Study design: A retrospective cohort study.
Objective: To describe the incidence and duration of low back pain in patients from the general working population in Norway who take at least 2 weeks of compensated absence from work.
Summary of background data: There is a growing concern about the proportion and socioeconomic consequences of work absence resulting from low back pain, and exact figures on incidence and duration of work incapacity from low back pain in the general working population are needed.
Methods: Cases were identified from files of the national medical insurance system, covering 90% of all employees in Norway. A total of 89,190 patients with low back pain were identified in 1995 and 1996, based on the International Classification of Primary Care (ICPC codes L02, L03, L84 and L86). Census data were used for the denominators.
Results: The estimated overall 1-year incidence was 2.27%. It was significantly higher for women (2.72%) than for men (1.91%). The incidence increased with increasing age. The median (25th-75th percentile) duration of absence for all claimants was 43 days (25th-75th percentile, 23-103). Approximately 35% of claimants returned to work after 1 month, 70% had returned after 3 months, and 85% had returned after 6 months. Thirty percent of all claimants had low back pain with radiation, and the median duration of absence for these was 59 days (25th-75th percentile, 28-152 days) versus 38 days (25th-75th percentile, 21-86 days) for claimants without radiating pain (P < 0.001).
Conclusion: The results of this study reaffirm the burden of low back pain to society.

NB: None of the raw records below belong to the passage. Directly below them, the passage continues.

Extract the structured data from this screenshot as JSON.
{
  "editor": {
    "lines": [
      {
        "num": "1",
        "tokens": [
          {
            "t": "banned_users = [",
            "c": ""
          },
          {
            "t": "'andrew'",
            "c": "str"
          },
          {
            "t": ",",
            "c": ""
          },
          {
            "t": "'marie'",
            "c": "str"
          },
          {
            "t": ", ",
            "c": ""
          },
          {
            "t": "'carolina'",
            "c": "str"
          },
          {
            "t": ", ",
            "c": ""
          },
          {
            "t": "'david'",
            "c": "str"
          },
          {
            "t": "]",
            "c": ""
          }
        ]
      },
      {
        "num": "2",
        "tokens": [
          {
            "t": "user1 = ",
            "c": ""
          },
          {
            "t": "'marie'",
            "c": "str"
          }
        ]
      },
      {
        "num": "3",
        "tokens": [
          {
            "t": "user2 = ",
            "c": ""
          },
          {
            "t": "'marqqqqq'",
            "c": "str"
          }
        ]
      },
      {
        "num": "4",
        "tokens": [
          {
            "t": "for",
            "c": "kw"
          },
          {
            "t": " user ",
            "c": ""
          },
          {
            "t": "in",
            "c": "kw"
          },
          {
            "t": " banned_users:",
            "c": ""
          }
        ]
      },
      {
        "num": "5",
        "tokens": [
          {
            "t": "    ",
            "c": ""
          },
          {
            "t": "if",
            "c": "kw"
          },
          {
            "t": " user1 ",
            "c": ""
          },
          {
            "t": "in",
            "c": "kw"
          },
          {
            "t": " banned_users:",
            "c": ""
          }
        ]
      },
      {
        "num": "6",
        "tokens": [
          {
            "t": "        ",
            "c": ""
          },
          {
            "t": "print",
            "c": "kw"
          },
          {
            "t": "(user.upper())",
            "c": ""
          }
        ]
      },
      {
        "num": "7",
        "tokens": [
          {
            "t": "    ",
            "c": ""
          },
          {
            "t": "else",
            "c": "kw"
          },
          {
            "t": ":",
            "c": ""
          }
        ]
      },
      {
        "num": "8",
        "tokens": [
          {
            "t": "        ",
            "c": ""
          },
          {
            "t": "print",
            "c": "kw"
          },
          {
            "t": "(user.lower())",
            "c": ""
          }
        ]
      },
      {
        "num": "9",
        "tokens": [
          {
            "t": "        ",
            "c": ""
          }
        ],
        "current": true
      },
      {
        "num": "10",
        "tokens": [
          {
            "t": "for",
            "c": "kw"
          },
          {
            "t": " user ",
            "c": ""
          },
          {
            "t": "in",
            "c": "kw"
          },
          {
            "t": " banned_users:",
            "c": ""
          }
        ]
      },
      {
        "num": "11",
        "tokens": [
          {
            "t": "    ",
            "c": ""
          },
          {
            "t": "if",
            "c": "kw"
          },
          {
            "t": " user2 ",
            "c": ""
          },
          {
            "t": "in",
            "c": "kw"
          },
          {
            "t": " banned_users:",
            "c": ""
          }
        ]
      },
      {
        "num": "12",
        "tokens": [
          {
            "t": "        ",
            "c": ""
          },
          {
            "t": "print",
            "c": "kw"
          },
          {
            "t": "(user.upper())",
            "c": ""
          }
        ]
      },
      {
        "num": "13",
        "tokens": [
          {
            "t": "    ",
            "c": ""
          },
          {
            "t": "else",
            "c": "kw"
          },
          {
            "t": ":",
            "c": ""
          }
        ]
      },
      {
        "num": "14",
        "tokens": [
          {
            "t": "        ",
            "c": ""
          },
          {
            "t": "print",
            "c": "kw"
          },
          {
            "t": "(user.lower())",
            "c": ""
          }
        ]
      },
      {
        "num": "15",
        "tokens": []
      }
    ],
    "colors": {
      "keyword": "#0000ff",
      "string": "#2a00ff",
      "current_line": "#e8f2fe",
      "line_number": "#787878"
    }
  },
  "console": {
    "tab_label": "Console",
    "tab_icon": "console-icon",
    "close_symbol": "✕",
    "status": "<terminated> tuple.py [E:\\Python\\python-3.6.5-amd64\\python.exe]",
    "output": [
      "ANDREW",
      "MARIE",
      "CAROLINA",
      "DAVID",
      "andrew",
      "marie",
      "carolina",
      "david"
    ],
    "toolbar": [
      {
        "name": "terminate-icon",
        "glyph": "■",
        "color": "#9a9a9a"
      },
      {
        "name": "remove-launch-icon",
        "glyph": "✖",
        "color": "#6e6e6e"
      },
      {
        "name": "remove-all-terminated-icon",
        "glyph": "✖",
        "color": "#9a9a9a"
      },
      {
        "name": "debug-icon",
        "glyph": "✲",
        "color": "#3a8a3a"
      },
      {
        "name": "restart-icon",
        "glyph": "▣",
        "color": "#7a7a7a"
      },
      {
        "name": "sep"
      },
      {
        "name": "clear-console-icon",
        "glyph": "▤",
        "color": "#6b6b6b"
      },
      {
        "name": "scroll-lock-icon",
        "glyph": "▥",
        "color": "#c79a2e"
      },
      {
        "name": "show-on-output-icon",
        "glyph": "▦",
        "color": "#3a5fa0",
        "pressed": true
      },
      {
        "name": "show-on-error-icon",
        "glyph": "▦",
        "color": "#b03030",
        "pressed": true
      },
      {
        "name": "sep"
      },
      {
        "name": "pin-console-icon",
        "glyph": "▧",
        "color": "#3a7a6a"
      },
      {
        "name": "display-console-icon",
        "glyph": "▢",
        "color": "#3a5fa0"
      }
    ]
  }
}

The data show that the prognosis for the majority of this group of patients with low back pain, even for those with radiating symptoms, is generally good. From 6 to 20 weeks after onset, however, the return-to-work curve declined steeply among the individuals studied. Approximately 42% of those still off work after 6 months had not returned to work after 12 months, and were switched to permanent disability pension or other compensation forms.